Selama satu setengah tahun terakhir, Tiongkok telah melancarkan dua putaran latihan perang besar di sekitar Taiwan dan pasukannya secara teratur beroperasi di Selat Taiwan. Tiongkok juga membatasi atau menjadikan perdagangan lebih mahal dengan Taiwan.
DPP telah menyerukan semua campur tangan pemilu itu. Tiongkok mengatakan tuduhan campur tangan pemilu adalah "trik kotor" DPP untuk memenangkan suara.
Su Tzu-yun, peneliti di lembaga pemikir militer terkemuka Taiwan, Institut Penelitian Pertahanan dan Keamanan Nasional, mengatakan bahwa dia tidak mengharapkan adanya tindakan militer dari Presiden Tiongkok Xi Jinping dalam beberapa bulan mendatang.
“Dia akan mengamati apa yang dikatakan Lai Ching-te menjelang pelantikannya pada bulan Mei,” kata Su. “Partai Komunis Tiongkok adalah seorang yang sangat realis. Yang tidak dapat ditanggungnya adalah risiko politik.”
Tiongkok tidak pernah berhenti menggunakan kekuatan untuk menjadikan Taiwan, yang mereka sebut sebagai wilayah “suci” Tiongkok, di bawah kendalinya.
Victor Gao, seorang profesor di Universitas Soochow di Tiongkok mencatat bahwa 60% pemilih tidak mendukung Lai dan KMT telah memenangkan lebih banyak kursi di parlemen, yang berarti pemilu "tidak menimbulkan badai".

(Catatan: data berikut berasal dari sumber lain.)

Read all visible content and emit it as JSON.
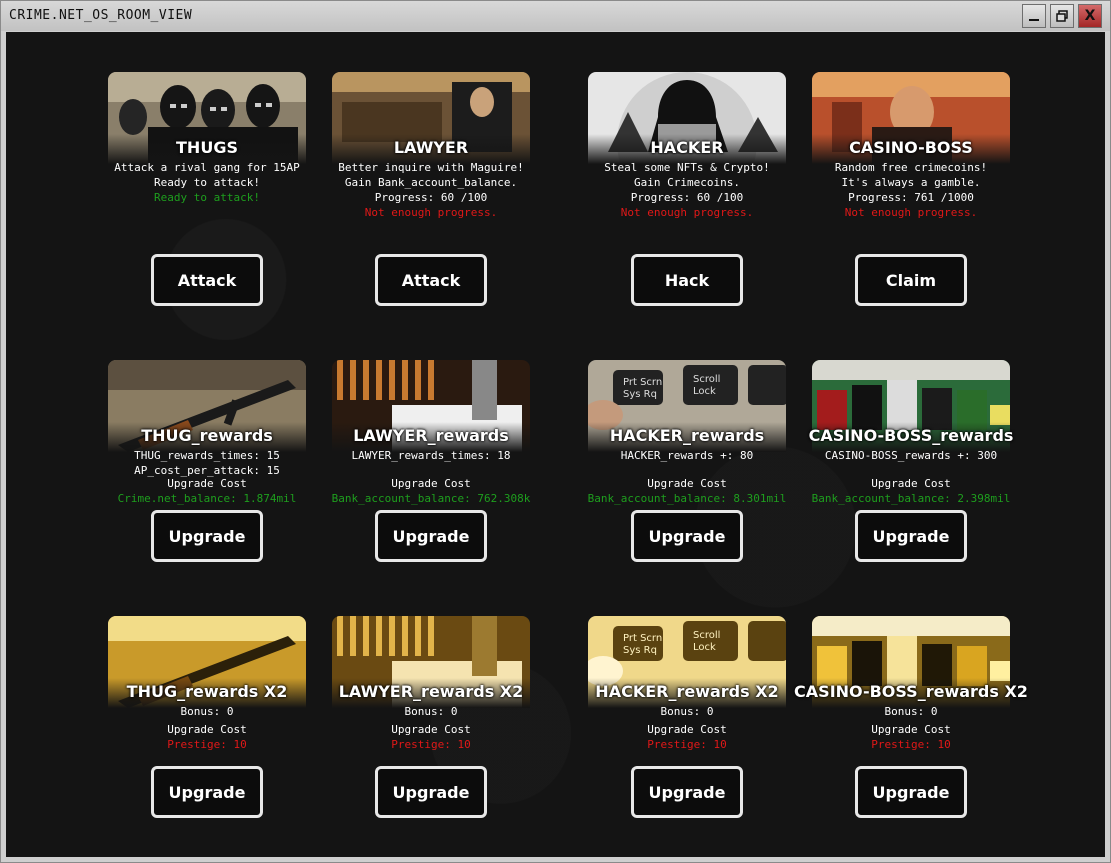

“Sangat jelas bahwa Tiongkok tidak membatasi diri Ini adalah kesabaran dalam mendorong reunifikasi secara damai dan tidak memberikan toleransi terhadap segala dorongan untuk kemerdekaan Taiwan,” katanya. “Pada akhirnya, pihak yang akan melakukan hal tersebut bukanlah Tiongkok, namun orang-orang yang mendorong kemerdekaan Taiwan.”
Militer Tiongkok belum mengomentari pemilu tersebut.

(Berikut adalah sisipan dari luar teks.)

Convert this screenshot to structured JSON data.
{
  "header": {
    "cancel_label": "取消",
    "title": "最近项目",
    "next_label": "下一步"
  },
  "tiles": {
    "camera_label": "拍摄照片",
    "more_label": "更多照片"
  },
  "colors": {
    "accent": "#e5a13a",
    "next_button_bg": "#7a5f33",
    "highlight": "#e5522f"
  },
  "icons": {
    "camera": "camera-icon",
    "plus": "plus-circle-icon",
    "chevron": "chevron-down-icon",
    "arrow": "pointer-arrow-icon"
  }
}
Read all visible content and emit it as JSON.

Pada hari Minggu, Komando Teater Timur, yang bertanggung jawab atas wilayah sekitar Taiwan, menunjukkan gambar di akun WeChat yang menunjukkan kapal rudal melakukan latihan tembakan meskipun tidak disebutkan di mana.
Salah satu kapal pendahulunya, katanya, ikut serta dalam pertempuran pada bulan Agustus 1965 antara angkatan laut Tiongkok dan Taiwan di mana Tiongkok mengklaim kemenangan.
“Saat ini, tentara mewarisi gen merah berupa keberanian dan pandai berperang,” tambahnya.